The police investigator said authorities were alerted about “Mambo Wahab’s” Myanmar bombing status update by other Internet users. Police used information collected from arrested militants in Riano’s online networks to track his Web footprint. After getting his Internet Protocol address and eventually linking that to a mobile phone, authorities say they were able to tap into conversations involving Riano and the plot’s alleged mastermind, the investigator said.
The Mambo Wahab page has not been updated since Riano’s arrest May 3. Some people in Indonesian jails — even on death row — manage to post status updates, though others may be acting on their behalf.
Some Indonesian police want the law to address online communications that advocate or abet terrorism. Indonesia’s information technology laws ban only pornography and illegal online financial transactions.
Police Maj. Surya Putra, who is researching terrorists’ use of the Internet at the Institute of Police Science, said intelligence collected online cannot currently be used as evidence in court.
“There are no laws that can effectively charge people who spread hatred,” he said.
The government is drafting legislation that would criminalize hate speech and online terrorism activities.
Putra said that although police are starting to surf the Internet as part of their work, many of those arrested for terrorism-linked activities on Facebook were caught not because of cyber patrolling, but because police received tips about their accounts.

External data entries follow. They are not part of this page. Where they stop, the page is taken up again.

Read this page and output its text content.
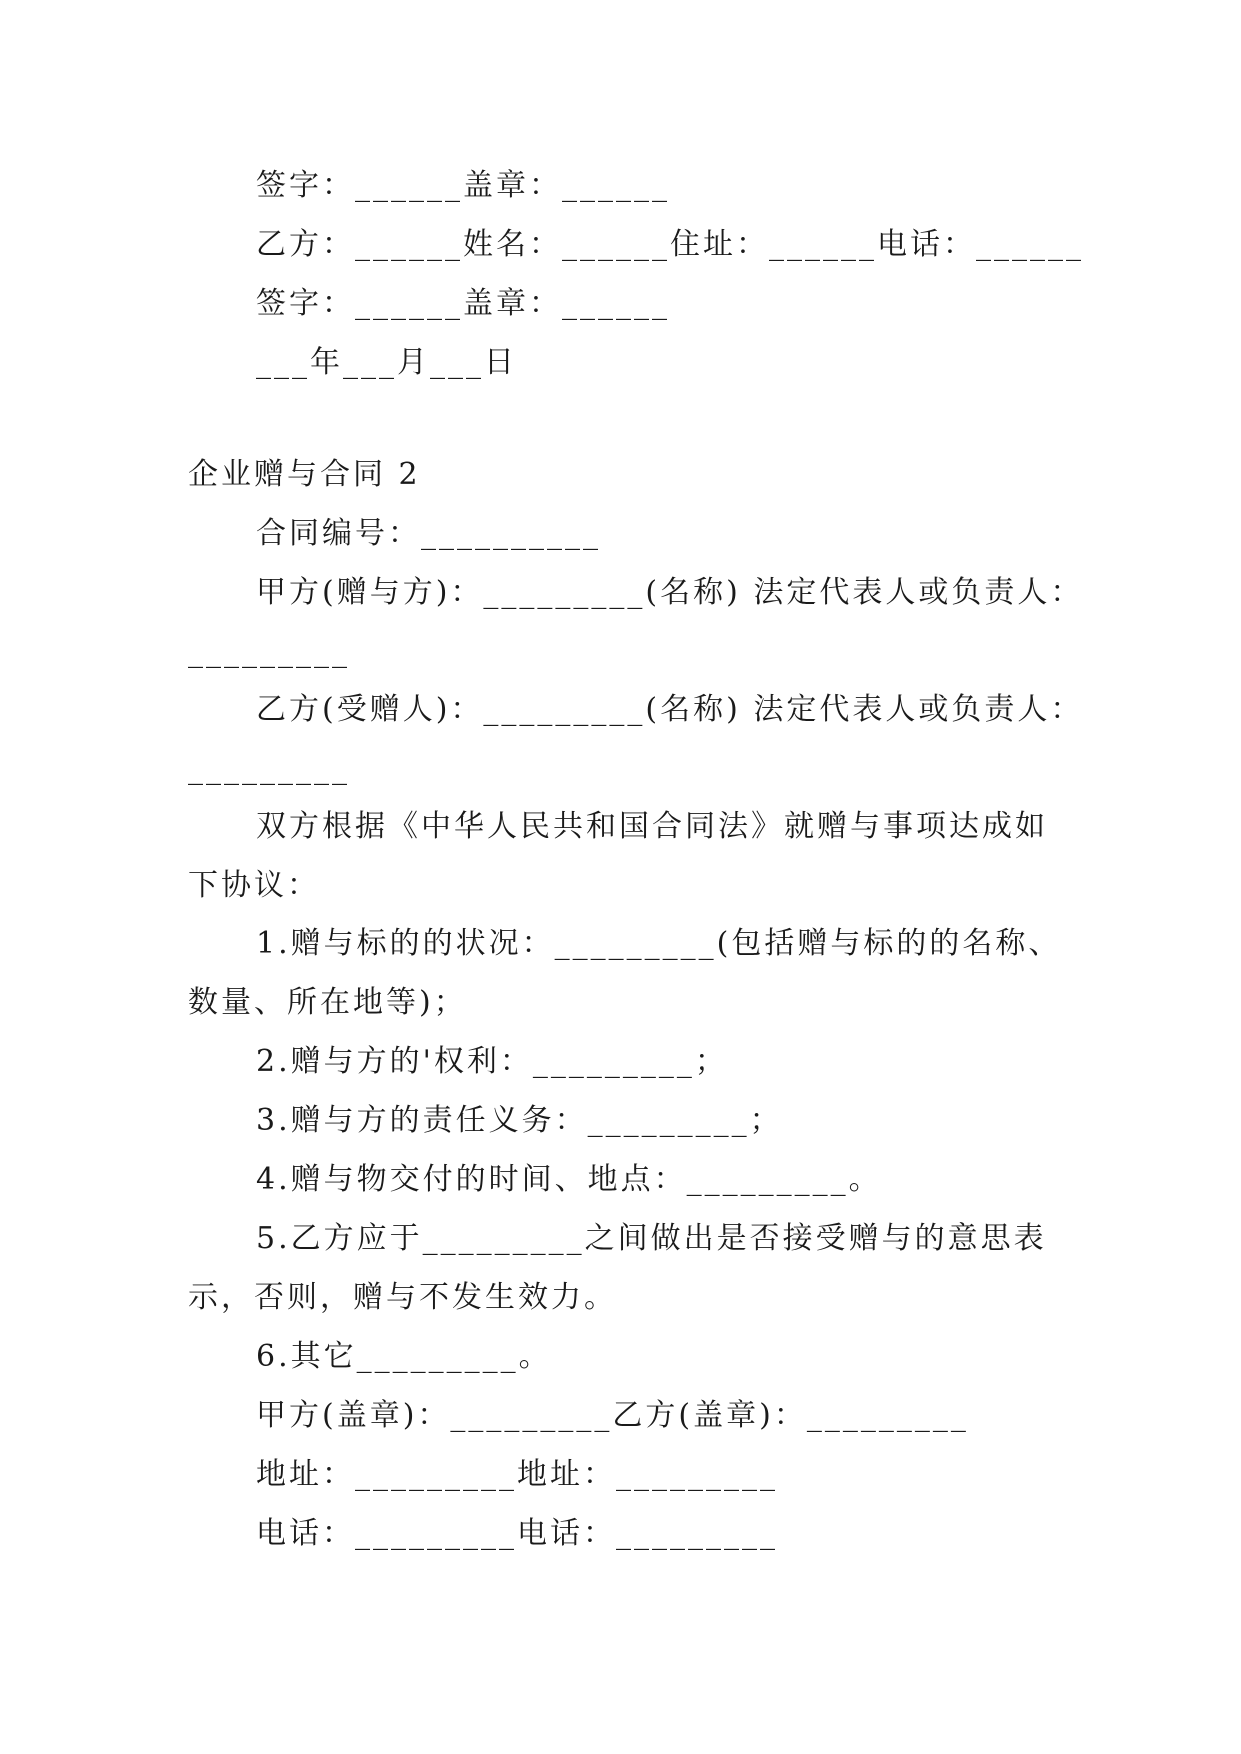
签字：______盖章：______
乙方：______姓名：______住址：______电话：______
签字：______盖章：______
___年___月___日
企业赠与合同 2
合同编号：__________
甲方(赠与方)：_________(名称) 法定代表人或负责人：
_________
乙方(受赠人)：_________(名称) 法定代表人或负责人：
_________
双方根据《中华人民共和国合同法》就赠与事项达成如
下协议：
1.赠与标的的状况：_________(包括赠与标的的名称、
数量、所在地等)；
2.赠与方的'权利：_________；
3.赠与方的责任义务：_________；
4.赠与物交付的时间、地点：_________。
5.乙方应于_________之间做出是否接受赠与的意思表
示，否则，赠与不发生效力。
6.其它_________。
甲方(盖章)：_________乙方(盖章)：_________
地址：_________地址：_________
电话：_________电话：_________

Those cases include nine militants, including one woman, who were sentenced to up to 10 years in jail for funding terrorism activities by hacking into a Malaysian website and defrauding the company out $800,000 in cash and assets.
Indonesia has fought terrorism aggressively since the 2002 Bali bombings, which killed 202 people, mostly foreign tourists. There have been no large-scale attacks for several years, though there have been several smaller strikes targeting mainly the government, police and anti-terrorism forces.
Well-funded terror networks have been disrupted, but radical clerics continue to spread their ideology to militants who set up military-style training camps.
Sidney Jones, a Jakarta-based terrorism analyst from the International Crisis Group, said that although terrorists groups’ Internet use is growing, they still do most of their recruiting face-to-face at traditional places such as prayer meetings. She said Riano’s case is the first time she’s seen a group brought together by Facebook.
She said the site is a “really stupid” way to recruit new members because it lacks privacy and no systematic way to vet credentials. But she added that even amateurish efforts to commit terrorism can cause mayhem and must be taken seriously.
Ansyaad Mbai, who heads Indonesia’s anti-terrorism agency, said Facebook has become “an effective tool for mass radicalization,” and that police need more authority to respond to online behavior.
“We can’t do it alone,” he said. “… Radical sermons and jihadist sites are just a mouse click away.”
Associated Press writer Margie Mason contributed to this report from Jakarta, Indonesia.